Please tell us about your experience as principal investigator of a trial with respect to trial design and coordinating all of the various elements that go into the planning, conducting, and ultimately collection, of the results in such trials.
These have been some of the most rewarding experiences that I have had the pleasure to be involved in. I have had the privilege of working as a principal investigator in several trials, most recently, the Taxus LibertŽ trial with Boston Scientific. It is a very gratifying experience to take a protocol from its inception, go through the regulatory processes, and then work with each of the sites and each of the very talented physician/investigators at those sites to come up with a body of evidence so that we can then prepare a manuscript and move forward with publication, and ultimately develop a commercial device.

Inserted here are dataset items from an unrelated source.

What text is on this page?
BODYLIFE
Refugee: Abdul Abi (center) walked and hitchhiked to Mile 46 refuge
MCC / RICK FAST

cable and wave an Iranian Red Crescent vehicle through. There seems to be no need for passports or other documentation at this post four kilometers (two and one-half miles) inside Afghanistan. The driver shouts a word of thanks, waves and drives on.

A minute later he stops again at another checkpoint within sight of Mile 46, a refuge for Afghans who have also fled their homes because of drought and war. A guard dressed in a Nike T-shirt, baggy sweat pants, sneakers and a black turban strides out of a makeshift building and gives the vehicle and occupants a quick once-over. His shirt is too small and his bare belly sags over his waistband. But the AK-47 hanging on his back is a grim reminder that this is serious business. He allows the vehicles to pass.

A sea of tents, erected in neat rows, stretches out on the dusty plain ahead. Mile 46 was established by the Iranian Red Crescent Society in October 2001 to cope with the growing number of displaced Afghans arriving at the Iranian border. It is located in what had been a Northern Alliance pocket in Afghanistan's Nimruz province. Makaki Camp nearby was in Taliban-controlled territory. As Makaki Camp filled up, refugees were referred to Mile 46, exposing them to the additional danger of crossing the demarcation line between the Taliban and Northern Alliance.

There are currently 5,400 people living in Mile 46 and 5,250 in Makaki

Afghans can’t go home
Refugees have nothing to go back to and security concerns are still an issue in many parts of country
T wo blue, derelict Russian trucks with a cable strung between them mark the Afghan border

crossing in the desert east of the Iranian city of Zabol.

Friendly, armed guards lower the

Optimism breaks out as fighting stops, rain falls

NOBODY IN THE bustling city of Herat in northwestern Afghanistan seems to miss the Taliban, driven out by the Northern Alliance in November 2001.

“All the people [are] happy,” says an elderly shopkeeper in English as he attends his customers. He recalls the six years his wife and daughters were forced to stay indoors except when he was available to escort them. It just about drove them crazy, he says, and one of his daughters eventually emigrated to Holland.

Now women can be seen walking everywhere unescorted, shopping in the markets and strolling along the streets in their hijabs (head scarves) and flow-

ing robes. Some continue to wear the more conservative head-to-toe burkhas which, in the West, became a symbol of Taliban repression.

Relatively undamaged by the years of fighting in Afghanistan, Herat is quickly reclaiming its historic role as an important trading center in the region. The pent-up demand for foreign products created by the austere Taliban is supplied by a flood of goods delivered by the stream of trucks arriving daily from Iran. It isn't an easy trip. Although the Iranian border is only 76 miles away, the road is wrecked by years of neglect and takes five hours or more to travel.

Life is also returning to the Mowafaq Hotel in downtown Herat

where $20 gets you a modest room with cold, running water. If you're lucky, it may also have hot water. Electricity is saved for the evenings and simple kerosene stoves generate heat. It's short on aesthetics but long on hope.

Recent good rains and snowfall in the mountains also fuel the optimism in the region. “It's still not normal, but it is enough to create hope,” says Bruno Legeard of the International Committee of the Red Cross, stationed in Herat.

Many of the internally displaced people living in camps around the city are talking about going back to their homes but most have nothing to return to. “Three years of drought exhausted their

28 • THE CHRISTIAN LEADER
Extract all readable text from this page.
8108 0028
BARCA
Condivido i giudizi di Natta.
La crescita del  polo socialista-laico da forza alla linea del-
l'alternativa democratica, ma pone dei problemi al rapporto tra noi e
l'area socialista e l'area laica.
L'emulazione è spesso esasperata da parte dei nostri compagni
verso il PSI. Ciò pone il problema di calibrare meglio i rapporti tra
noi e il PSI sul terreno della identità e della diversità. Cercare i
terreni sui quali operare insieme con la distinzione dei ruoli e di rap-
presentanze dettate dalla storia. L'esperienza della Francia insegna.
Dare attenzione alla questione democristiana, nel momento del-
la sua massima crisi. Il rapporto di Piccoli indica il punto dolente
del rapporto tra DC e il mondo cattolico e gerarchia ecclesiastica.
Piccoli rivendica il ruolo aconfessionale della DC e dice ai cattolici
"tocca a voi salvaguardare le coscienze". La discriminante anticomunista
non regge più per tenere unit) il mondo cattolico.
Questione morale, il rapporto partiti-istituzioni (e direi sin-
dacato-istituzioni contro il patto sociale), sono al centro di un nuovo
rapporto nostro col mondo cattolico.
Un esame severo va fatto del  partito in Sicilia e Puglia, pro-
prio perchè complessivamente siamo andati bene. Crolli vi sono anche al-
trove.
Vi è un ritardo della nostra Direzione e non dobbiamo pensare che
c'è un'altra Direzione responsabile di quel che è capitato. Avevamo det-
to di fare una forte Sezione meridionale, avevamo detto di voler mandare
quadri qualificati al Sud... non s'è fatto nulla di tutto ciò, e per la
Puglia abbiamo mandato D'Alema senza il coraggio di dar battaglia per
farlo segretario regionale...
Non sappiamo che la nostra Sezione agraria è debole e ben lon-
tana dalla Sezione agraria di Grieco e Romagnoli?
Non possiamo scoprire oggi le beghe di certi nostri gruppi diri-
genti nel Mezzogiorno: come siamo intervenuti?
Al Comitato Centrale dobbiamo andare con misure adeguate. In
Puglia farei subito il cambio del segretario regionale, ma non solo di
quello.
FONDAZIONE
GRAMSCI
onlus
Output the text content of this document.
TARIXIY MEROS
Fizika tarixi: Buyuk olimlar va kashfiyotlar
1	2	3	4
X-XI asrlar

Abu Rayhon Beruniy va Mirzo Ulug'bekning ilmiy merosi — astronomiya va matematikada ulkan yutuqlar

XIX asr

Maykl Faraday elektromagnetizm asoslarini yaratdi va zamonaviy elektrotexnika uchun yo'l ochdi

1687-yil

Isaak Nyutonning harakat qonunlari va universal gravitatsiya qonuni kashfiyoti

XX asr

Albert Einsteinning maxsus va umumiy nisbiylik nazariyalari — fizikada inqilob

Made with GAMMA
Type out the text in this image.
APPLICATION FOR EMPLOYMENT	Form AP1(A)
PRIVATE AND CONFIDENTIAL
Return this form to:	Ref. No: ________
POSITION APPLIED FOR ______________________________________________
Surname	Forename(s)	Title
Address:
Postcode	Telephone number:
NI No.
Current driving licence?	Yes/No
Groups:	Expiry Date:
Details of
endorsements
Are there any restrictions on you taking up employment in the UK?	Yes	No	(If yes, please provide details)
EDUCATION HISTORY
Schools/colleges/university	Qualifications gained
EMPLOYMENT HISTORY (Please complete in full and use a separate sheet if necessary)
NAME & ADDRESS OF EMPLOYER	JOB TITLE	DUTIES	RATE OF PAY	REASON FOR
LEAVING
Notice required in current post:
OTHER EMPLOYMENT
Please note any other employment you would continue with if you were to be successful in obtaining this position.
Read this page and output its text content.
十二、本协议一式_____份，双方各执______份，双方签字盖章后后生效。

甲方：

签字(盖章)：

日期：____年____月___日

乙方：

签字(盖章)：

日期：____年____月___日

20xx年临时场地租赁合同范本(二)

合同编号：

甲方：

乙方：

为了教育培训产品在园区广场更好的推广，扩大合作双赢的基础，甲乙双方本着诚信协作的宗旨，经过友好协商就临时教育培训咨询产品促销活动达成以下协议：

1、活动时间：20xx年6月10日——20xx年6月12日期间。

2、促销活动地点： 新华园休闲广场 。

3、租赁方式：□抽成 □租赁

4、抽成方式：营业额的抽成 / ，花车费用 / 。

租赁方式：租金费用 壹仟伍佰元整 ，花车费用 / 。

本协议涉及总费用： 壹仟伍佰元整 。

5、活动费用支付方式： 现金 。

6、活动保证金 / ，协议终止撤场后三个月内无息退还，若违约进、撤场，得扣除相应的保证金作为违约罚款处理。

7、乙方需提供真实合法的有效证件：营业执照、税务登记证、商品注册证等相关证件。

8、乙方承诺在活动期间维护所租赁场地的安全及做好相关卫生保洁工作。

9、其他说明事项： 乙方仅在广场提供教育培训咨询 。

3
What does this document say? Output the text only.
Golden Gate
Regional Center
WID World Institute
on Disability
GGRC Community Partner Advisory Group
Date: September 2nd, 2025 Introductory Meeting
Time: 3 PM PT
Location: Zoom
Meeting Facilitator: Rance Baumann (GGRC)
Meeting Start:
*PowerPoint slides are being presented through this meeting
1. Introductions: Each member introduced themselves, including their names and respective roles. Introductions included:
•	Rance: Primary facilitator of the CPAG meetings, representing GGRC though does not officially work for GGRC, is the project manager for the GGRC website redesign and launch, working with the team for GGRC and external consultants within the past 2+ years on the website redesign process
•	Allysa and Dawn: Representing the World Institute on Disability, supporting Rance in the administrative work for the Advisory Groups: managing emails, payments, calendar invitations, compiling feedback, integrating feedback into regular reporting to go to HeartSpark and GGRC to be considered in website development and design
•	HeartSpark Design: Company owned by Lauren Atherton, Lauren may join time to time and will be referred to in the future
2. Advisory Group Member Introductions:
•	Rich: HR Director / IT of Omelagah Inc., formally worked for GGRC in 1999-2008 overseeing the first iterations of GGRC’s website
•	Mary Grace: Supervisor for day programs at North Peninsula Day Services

I have learned a lot in the process of being a principal investigator. One thing I have learned is that any trial is only going to be successful if the enrollment rate in that trial is fairly rapid and if the nursing and physician teams involved at each of the various hospitals are excited about the technology and are very active. Further, the data collection and case selection must be superior. I have also learned that if we regionalize our experiences, we can help with trial enrollment. Within regions in the country, we will elect certain site-specific or region-specific investigators who help propel the enrollment in those particular regions. As a principal investigator, my role is to be the bandleader and keep the momentum and excitement of the trial going. When all of these things come together, and we are able to stand up at a major meeting to present the data, it is a tremendous experience. I have enjoyed my time working with both industry colleagues, as well as with my professional colleagues and professional organizations.